From Visual Design to Implementation
Kuhn emphasized the importance of visual representation in protocol design, noting that industry customers prefer state machine diagrams to visualize workflows. These diagrams effectively communicate the system’s behaviour, showing state transitions and event flows that are easily understood by domain experts who might not be comfortable reading code.
The demonstration walked through the complete development process, from visual protocol design to implementation:
- Creating a visual state machine diagram;
- Transcribing the diagram into a JSON data structure;
- Implementing local workflows using the Active Machine Runner TypeScript library;
- Verifying the implementation against the original protocol design.
Advanced Verification Tools
A key feature highlighted in the presentation was TaRDIS’s verification toolset, which ensures that implemented state machines faithfully reflect the intended protocol design. These tools verify two critical aspects:
- Protocol well-formedness, ensuring all participants receive necessary events;
- Achievement of eventual consensus across the swarm.
The system automatically detects and reports discrepancies between the implementation and the protocol specification, helping developers catch potential issues early in the development process.

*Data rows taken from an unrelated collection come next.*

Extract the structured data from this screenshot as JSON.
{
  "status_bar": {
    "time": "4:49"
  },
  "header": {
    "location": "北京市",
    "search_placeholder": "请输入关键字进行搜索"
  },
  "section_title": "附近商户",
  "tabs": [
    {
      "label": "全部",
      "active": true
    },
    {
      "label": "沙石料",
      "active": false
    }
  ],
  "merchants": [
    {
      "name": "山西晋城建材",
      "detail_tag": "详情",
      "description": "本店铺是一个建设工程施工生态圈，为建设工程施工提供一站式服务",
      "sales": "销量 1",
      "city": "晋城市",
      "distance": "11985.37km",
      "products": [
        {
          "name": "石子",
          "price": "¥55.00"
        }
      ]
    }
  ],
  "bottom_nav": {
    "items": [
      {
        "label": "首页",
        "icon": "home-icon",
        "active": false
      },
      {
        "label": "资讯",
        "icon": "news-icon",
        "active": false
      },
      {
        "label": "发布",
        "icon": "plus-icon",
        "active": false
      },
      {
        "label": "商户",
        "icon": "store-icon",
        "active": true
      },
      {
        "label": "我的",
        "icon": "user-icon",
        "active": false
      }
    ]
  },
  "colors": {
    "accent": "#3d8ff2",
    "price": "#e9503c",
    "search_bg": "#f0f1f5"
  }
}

New Features and Ongoing Development
The presentation revealed several important developments in the TaRDIS project:
- Implementation of ephemeral event streams and allowing for bounded storage requirements in long-running systems;
- Development of a graphical swarm protocol editor to improve accessibility for domain experts;
- Ongoing improvements to protocol verification capabilities by making them more precise and expressive.
Real-World Applications
The technology’s practical application was demonstrated through a live example where multiple plants and robots coordinated water delivery without central control. This illustration showed how the system maintains synchronization across multiple nodes, with each participant operating independently while maintaining consistent state across the network.
Looking Forward
These advancements mark significant progress in simplifying the development of swarm systems while improving their reliability. The TaRDIS project continues to evolve, with a particular focus on enhancing tools for swarm development and strengthening verification capabilities.
The integration of Actyx’s existing capabilities with new TaRDIS features promises to deliver more robust and scalable solutions for decentralized system design, particularly valuable in industrial logistics and autonomous system coordination.